Le budget 2023 n’aborde pas non plus les problèmes systémiques majeurs qui affectent le droit fondamental au logement au Canada. Il n’y a aucune mention de l’itinérance ni aucune promesse d’aide pour les personnes qui endurent des conditions déplorables dans les campements. Bien qu’il exprime des inquiétudes quant à la financiarisation du logement au Canada, le budget n’introduit aucune nouvelle mesure pour y remédier.

Chacune de ces lacunes du budget 2023 montre qu’une refonte de la Stratégie nationale sur le logement est nécessaire et vite, afin que les 82 milliards de dollars déjà investis dans la Stratégie puissent faire une réelle différence dans la vie des Canadiens et Canadiennes.

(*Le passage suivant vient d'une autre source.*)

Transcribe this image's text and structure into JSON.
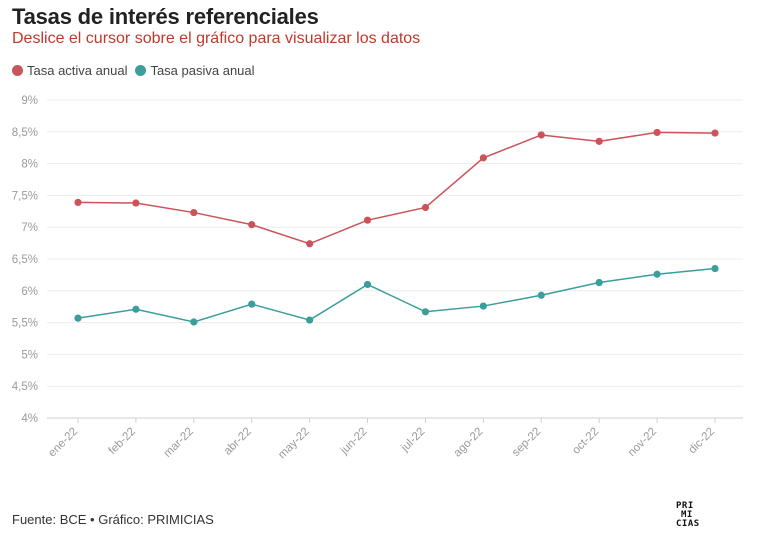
{
  "header": {
    "title": "Tasas de interés referenciales",
    "subtitle": "Deslice el cursor sobre el gráfico para visualizar los datos"
  },
  "colors": {
    "activa": "#c9545a",
    "pasiva": "#3a9e9c",
    "subtitle": "#c0392b"
  },
  "footer": {
    "source": "Fuente: BCE • Gráfico: PRIMICIAS",
    "logo_lines": [
      "PRI",
      "MI",
      "CIAS"
    ]
  },
  "chart_data": {
    "type": "line",
    "title": "Tasas de interés referenciales",
    "categories": [
      "ene-22",
      "feb-22",
      "mar-22",
      "abr-22",
      "may-22",
      "jun-22",
      "jul-22",
      "ago-22",
      "sep-22",
      "oct-22",
      "nov-22",
      "dic-22"
    ],
    "series": [
      {
        "name": "Tasa activa anual",
        "color": "#c9545a",
        "values": [
          7.39,
          7.38,
          7.23,
          7.04,
          6.74,
          7.11,
          7.31,
          8.09,
          8.45,
          8.35,
          8.49,
          8.48
        ]
      },
      {
        "name": "Tasa pasiva anual",
        "color": "#3a9e9c",
        "values": [
          5.57,
          5.71,
          5.51,
          5.79,
          5.54,
          6.1,
          5.67,
          5.76,
          5.93,
          6.13,
          6.26,
          6.35
        ]
      }
    ],
    "ylim": [
      4,
      9
    ],
    "y_ticks": [
      "4%",
      "4,5%",
      "5%",
      "5,5%",
      "6%",
      "6,5%",
      "7%",
      "7,5%",
      "8%",
      "8,5%",
      "9%"
    ],
    "grid": true,
    "legend": "top-left",
    "xlabel": "",
    "ylabel": ""
  }
}
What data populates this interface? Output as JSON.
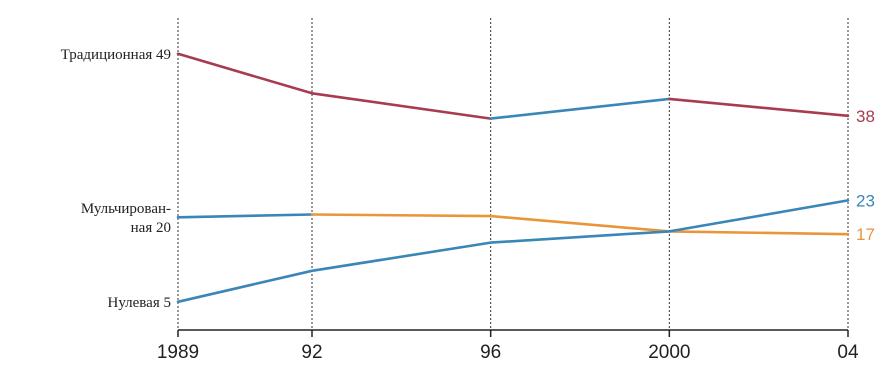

La Stratégie nationale sur le logement modifiée doit :

  • Offrir de meilleurs logements aux personnes autochtones, quel que soit l’endroit où elles vivent.
  • Faire en sorte que les programmes soient conçus pour répondre aux besoins des personnes vivant dans des logements inadéquats et sans-abri, et veiller à ce qu’ils donnent des résultats mesurables pour les personnes qui en ont le plus besoin, y compris les groupes prioritaires de la Stratégie.
  • Donner la priorité au développement et à l’acquisition d’une offre de logements abordables en permanence et offrant une valeur communautaire.
  • Démontrer le rôle de leader du gouvernement fédéral et une approche coordonnée pour impliquer les gouvernements à tous les niveaux dans la résolution de la crise du logement.

Mon travail au cours de l’année à venir consistera à faire en sorte que la discussion reste centrée sur le logement en tant que droit de la personne et à mettre en évidence les liens entre le logement et d’autre questions essentielles, comme la santé mentale, l’approvisionnement en drogues illicites, l’absence d’une approche ACS+ en matière de logement, ainsi que la violence et les inégalités fondées sur le genre.

Je continuerai également à me faire l’écho des partenaires autochtones en ce qui concerne les femmes et les filles autochtones disparues et assassinées (FFADA) et la protection de l’enfance autochtone, et à revendiquer des investissements massifs dans les postes les plus importants l’année prochaine, afin que le Canada puisse considérer le budget de cette année comme une rampe de lancement pour traiter de manière appropriée la question du logement en tant que droit de la personne.

Le Gouvernement du Canada doit passer de la parole aux actes et honorer ses obligations en matière de droits de la personne, mettre fin à l’itinérance et placer le droit à un logement adéquat au cœur de la politique économique et sociale.